Be a good steward of compute resources:

  • If you do not need GPU compute, you should select the compsci partition and 0 GPUs. If you do need GPU compute then you should select the compsci-gpu partition and request 1 GPU.
  • Use the default values of 10G RAM and 1 core
  • Select a number of hours that you expect to be working in this session – you can renew the session later if you need more time. Do not request long sessions (e.g., 24 hours) when you only expect to be working for a couple hours.

Option 3: Installing on your personal device

You are not required to install anything on your personal device, but if you are interested in machine learning outside of the course you might be interested in doing so for the added flexibility and customizability.

There are multiple package managers for Python. For scientific computing and machine learning, I recommend Anaconda’s Individual Edition. It’s a free distribution containing Python, Jupyter, and (nearly) everything for data science in Python, and you can use it to install and upgrade anything else. Choose the appropriate download for your device. If you have trouble installing, check the anaconda documentation. If everything has gone correctly, you can open Jupyterlab with the terminal command “jupyter lab” or by selecting the program from the Anaconda navigator.
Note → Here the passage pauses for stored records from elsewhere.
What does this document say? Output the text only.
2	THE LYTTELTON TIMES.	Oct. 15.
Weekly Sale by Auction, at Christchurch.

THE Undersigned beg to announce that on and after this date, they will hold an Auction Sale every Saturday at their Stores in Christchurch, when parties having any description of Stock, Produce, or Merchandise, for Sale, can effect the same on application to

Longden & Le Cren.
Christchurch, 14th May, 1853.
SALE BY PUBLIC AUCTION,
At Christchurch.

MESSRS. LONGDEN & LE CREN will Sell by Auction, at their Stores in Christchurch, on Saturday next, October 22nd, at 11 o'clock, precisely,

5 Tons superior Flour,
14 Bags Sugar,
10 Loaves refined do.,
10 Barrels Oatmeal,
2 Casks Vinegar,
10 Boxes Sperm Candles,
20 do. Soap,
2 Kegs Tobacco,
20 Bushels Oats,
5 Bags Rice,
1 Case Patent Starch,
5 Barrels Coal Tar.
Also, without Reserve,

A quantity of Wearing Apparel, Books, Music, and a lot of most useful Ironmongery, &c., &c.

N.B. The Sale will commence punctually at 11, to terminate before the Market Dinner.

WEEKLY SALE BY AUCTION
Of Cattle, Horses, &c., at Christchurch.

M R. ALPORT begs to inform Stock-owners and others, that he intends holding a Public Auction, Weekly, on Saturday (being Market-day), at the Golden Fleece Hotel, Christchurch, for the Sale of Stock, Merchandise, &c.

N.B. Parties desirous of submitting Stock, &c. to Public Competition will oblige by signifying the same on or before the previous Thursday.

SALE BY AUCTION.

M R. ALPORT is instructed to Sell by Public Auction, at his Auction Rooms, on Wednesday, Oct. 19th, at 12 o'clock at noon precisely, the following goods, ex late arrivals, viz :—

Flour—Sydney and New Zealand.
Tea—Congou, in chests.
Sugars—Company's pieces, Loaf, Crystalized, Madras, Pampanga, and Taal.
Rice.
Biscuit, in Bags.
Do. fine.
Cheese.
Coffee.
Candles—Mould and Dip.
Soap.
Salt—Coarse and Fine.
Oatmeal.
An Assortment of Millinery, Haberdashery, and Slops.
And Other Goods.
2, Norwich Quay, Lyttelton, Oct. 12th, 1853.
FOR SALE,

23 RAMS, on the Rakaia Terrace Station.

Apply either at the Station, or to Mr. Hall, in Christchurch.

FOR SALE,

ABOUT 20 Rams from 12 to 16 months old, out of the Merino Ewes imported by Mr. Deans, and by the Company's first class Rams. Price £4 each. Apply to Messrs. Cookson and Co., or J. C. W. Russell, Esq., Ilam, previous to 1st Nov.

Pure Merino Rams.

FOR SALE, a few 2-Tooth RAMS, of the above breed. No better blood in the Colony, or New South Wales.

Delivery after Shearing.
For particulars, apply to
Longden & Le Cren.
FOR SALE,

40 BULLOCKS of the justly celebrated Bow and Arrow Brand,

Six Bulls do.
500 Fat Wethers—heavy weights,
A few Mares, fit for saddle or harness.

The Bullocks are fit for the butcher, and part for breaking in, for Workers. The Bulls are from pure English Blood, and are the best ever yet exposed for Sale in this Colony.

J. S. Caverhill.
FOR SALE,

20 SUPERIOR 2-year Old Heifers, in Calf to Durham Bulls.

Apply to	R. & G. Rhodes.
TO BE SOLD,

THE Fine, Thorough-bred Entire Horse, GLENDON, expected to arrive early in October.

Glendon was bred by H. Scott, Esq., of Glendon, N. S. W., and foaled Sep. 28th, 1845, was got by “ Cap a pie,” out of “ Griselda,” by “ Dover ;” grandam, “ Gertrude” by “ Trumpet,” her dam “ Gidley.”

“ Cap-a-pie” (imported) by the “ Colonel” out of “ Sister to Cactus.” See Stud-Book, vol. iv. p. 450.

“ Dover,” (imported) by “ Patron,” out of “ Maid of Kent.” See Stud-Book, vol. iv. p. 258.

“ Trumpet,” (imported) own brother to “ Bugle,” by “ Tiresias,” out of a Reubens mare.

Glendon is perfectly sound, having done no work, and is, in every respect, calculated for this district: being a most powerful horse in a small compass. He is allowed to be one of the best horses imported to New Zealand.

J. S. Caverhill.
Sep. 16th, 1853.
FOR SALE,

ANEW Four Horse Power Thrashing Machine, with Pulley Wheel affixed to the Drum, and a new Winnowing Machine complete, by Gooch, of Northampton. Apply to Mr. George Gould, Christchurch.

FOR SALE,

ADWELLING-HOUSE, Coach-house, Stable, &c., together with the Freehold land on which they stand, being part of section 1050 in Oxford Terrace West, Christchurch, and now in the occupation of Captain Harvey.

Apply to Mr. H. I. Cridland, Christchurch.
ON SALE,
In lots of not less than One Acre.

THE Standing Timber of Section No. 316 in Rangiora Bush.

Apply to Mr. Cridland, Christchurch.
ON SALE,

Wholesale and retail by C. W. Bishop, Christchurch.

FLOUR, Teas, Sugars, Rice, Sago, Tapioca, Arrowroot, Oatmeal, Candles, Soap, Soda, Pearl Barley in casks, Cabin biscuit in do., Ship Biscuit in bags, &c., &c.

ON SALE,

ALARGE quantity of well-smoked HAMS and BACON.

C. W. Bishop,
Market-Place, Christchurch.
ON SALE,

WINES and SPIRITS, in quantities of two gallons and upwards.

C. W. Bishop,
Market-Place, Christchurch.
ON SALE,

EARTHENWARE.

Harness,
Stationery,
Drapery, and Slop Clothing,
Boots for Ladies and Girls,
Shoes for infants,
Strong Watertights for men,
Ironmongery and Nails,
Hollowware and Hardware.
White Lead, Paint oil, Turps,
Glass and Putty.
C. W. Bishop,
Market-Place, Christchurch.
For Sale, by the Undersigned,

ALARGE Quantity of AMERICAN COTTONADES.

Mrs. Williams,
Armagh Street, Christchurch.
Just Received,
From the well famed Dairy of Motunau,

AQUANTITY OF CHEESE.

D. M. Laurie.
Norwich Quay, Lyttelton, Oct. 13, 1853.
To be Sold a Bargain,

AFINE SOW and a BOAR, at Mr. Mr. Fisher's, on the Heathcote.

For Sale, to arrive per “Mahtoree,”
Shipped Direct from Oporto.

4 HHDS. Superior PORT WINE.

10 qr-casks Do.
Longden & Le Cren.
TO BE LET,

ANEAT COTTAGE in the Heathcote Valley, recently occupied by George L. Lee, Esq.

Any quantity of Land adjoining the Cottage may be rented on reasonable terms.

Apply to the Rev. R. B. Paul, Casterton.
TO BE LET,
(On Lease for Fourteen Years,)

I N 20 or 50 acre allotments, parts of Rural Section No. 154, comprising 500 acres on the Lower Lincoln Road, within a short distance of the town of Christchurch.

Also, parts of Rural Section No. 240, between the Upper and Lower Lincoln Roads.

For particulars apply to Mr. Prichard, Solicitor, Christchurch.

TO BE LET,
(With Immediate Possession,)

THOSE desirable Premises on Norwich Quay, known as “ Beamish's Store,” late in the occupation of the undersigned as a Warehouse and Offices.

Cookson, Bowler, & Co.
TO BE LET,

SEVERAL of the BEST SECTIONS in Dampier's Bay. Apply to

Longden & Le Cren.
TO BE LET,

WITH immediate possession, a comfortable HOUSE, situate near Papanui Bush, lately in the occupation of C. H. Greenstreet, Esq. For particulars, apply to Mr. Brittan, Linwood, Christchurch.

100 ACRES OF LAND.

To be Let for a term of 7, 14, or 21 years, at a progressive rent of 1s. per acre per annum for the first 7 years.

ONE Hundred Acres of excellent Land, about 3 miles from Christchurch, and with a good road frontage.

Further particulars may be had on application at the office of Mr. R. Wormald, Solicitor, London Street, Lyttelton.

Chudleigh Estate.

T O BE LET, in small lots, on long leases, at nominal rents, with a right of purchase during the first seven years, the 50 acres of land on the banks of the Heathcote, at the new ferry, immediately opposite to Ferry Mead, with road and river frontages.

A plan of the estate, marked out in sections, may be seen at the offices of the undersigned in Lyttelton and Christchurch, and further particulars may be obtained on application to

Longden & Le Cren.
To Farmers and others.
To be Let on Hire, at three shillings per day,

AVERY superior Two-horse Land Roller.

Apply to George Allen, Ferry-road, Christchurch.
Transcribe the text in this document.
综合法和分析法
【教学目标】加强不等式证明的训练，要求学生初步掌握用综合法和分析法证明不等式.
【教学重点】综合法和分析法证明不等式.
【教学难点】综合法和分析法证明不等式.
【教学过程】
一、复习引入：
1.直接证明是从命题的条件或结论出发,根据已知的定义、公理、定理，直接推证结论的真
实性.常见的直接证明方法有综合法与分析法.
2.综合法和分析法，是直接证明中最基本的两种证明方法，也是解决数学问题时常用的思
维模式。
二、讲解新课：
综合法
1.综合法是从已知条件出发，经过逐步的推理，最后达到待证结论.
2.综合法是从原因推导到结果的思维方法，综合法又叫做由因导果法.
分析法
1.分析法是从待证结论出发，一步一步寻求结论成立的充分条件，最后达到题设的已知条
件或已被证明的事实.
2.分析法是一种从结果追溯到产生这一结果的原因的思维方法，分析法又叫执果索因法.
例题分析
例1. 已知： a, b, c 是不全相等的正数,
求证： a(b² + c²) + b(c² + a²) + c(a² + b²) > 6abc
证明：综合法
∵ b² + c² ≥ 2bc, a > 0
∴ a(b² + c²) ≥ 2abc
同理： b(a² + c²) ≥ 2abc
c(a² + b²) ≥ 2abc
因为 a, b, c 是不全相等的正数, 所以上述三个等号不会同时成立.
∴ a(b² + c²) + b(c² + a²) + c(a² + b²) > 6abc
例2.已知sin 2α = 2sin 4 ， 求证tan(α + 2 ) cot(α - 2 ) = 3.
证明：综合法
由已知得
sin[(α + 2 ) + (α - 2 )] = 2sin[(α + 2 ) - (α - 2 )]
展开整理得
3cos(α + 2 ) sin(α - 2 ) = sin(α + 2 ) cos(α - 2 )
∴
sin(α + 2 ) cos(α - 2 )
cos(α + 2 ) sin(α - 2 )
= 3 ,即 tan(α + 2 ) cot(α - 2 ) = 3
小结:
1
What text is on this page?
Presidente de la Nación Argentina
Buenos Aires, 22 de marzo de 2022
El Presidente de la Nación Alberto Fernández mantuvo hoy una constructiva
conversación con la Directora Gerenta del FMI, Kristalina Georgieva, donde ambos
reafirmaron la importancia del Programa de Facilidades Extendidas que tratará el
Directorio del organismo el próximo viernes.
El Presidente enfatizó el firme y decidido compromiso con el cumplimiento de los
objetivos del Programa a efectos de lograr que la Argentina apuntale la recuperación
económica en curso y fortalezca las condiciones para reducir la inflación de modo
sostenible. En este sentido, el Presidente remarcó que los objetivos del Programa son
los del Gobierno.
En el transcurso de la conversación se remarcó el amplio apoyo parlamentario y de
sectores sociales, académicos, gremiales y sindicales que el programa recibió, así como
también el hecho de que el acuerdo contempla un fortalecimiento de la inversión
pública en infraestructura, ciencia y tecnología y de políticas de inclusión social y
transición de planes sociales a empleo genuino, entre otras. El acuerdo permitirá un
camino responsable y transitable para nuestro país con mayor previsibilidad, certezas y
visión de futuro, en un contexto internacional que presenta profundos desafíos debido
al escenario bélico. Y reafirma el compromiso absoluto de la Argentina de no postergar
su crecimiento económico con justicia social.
Note that you are responsible for managing your own device. You can do all of your coursework on the containers from any computer with the first two options, so problems with your personal device or installation will not be considered an excuse for late submission of work.

Next Steps: Introduction to Jupyter and Python

Once you can open Jupyterlab, either on a container or on your personal device, create your first Jupyter notebook file (a .ipynb file, select for Python if given a choice). Then review the Jupyter Notebook documentation to familiarize yourself with the interface.

If you haven’t already, now would also be a good time to review the recommended background material, especially on Python and NumPy. If you are new to Python and would like more learning resources, you might utilize the official long-form tutorial, or the quick cheatsheet if you prefer to learn from short examples and experimentation.

Keep in mind that you do not need to master all aspects of Python all at once. Begin by familiarizing yourself with how to translate concepts you are familiar with from your primary programming language into Python (loops, conditionals, functions, classes, strings, lists, etc.).